Sua trama é algo complicada, mas não se pensarmos que não se trata de um filme infantil: Ashitaka é um jovem que vive em uma pacata aldeia afastada da civilização; isso se passa em algum ponto da Idade Média. Um dia, ele percebe um movimento estranho na floresta que circunda a vila: momentos depois surge um monstro terrível, uma espécie de enorme javali tomado por vermes horrendos, que parecem dominá-lo. A fera se aproxima com uma velocidade assustadora, em direção à aldeia do rapaz, destruindo tudo a sua volta; num ímpeto Ashitaka se lança à frente do javali e consegue matá-lo, mas antes tem seu braço ferido. Mais tarde ficamos sabendo que se tratava de um antigo deus da floresta que, por algum motivo, transformara-se em demônio. O machucado que ele deixou em Ashitaka acabará por, depois de lhe penetrar até os ossos, matá-lo. O rapaz está amaldiçoado. Para tentar se livrar de seu trágico destino, ou ainda para cumpri-lo, ele deve deixar a sua cidade e ir atrás da origem de uma bola de metal encontrada dentro do monstro. A bola, como percebe-se desde o primeiro momento, é munição de alguma arma de fogo e realmente, o jovem, em suas andanças acaba encontrando um forte onde uma comunidade vive da extração e fundição de metais. Lady Eboshi, a matriarca do lugar, emprega lá todo tipo de degradado da sociedade, de ex-prostitutas a leprosos, sendo amada pelos moradores do lugar. Ela tem, entretanto, inimigos poderosíssimos: os deuses que vivem na floresta em torno da cidadela; esses querem o fim de Eboshi porque ela ameaça seus domínios e esta, o fim deles, pelo mesmo motivo. A princesa Mononoke do título é uma mocinha que vive com esses deuses, todos animais gigantes e fortes e cuja maior meta é destruir Lady Eboshi. Ashitaka se apaixona por ela, é claro. Mas não há nenhuma história de amor melosa, mas antes um embate. Não um do tipo maniqueísta; aqui não há bem e mal, mas o bem de cada um, que é o que a todo momento se busca. De um lado, os homens, que precisam derrubar árvores e atravessar a floresta de modo a conseguir seu sustento e do outro, os habitantes da floresta (mononoke quer dizer monstro, espírito; é o espírito que vive em casa coisa, de uma casa a uma árvore) deuses que já perderam parte de sua força e para quem a presença dos humanos é o decreto de morte.

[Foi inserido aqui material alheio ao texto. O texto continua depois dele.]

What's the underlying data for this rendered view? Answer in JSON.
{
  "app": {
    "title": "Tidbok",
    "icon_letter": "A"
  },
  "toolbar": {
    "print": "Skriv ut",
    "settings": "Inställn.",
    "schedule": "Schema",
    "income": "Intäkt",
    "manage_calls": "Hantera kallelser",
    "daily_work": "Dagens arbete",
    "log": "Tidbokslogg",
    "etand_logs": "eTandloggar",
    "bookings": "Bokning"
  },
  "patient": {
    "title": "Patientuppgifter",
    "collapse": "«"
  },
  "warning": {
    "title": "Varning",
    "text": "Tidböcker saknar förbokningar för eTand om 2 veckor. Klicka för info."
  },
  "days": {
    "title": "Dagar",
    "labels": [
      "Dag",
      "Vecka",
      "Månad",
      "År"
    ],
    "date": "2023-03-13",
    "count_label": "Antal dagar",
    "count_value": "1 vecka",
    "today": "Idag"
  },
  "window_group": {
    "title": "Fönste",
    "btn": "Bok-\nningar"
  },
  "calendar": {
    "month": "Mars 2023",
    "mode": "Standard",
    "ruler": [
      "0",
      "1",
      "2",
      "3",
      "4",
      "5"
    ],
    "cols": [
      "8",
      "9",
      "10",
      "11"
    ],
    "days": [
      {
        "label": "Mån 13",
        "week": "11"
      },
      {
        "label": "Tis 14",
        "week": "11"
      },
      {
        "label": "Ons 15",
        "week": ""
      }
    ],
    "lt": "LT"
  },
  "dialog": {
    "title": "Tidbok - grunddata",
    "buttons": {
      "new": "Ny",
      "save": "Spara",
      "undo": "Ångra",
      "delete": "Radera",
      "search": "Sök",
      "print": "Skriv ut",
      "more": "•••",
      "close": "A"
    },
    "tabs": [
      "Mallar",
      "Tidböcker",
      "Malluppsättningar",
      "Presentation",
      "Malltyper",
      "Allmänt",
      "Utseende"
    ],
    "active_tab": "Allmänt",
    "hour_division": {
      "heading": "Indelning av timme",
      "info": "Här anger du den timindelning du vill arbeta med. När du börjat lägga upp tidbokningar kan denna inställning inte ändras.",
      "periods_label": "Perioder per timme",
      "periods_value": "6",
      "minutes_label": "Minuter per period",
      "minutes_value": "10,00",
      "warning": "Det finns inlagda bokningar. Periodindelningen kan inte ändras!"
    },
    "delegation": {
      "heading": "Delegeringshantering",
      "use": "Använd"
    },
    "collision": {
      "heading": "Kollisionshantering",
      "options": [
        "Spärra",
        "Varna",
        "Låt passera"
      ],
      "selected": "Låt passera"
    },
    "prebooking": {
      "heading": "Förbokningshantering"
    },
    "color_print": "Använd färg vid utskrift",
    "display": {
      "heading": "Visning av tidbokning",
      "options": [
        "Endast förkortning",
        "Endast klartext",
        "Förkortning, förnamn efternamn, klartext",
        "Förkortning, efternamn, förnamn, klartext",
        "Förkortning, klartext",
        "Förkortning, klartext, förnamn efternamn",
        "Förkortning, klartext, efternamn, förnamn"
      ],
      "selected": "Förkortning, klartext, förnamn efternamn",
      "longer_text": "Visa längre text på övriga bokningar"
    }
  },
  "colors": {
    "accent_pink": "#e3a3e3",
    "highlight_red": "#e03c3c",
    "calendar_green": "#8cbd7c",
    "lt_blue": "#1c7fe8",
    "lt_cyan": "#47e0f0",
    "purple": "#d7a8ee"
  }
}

Estamos justamente no momento em que o homem, considerando-se como o outro da natureza, isto é, colocando uma barreira entre natureza e cultura, quer assenhorear-se dela. A natureza que não é homem luta como pode, tentando manter seu reinado sobre os humanos. O problema, já se disse, é que Deus deu razão a todo mundo. E os inimigos de morte, representados por Eboshi e San, a princesa Mononoke, têm cada qual razão. A sua razão. O papel de Ashitaka, que quer ao mesmo tempo salvar os moradores do forte, todos humanos, e também dar o espaço devido aos deuses da floresta, é tentar fazê-los entender que existe convivência possível. Princess Mononoke é um épico; há uma batalha feroz entre natureza e homem em que ambos findam por perder e onde o guardião maior da floresta, o deus-alce, caçado por Eboshi, morre destruindo tudo a seu redor para que, no instante seguinte, tudo floresça de novo. Ele é o deus que dá e toma a vida, e esse momento de sua morte é como uma segunda chance às pessoas e à natureza. É como se dissesse: vocês são um só nisso que é vida.

Princess Mononoke é muito bem acabado e traz todas as marcas principais do cinema de Miyazaki, sendo, talvez, o principal, a relação dele com a natureza; em seus outros filmes e também nesse não há nenhum tipo de antropomorfização, isto é, os bichos são bichos e ainda que deuses, correspondem a isso que são, não havendo nenhum tipo de "bom sentimento" ou "humanidade" aplicado a eles. As cenas de luta impressionam, a animação é incrível: conta-se que o próprio realizador redesenhou mais da metade dos quadros do filme. Todo o rebuliço causado por ele não foi à toa, absolutamente, e é com regozijo que se assiste a essa bela obra que parece querer dizer que, afinal, há possibilidade de acordo entre homem e natureza, malgrado o abismo de silêncio que os separa.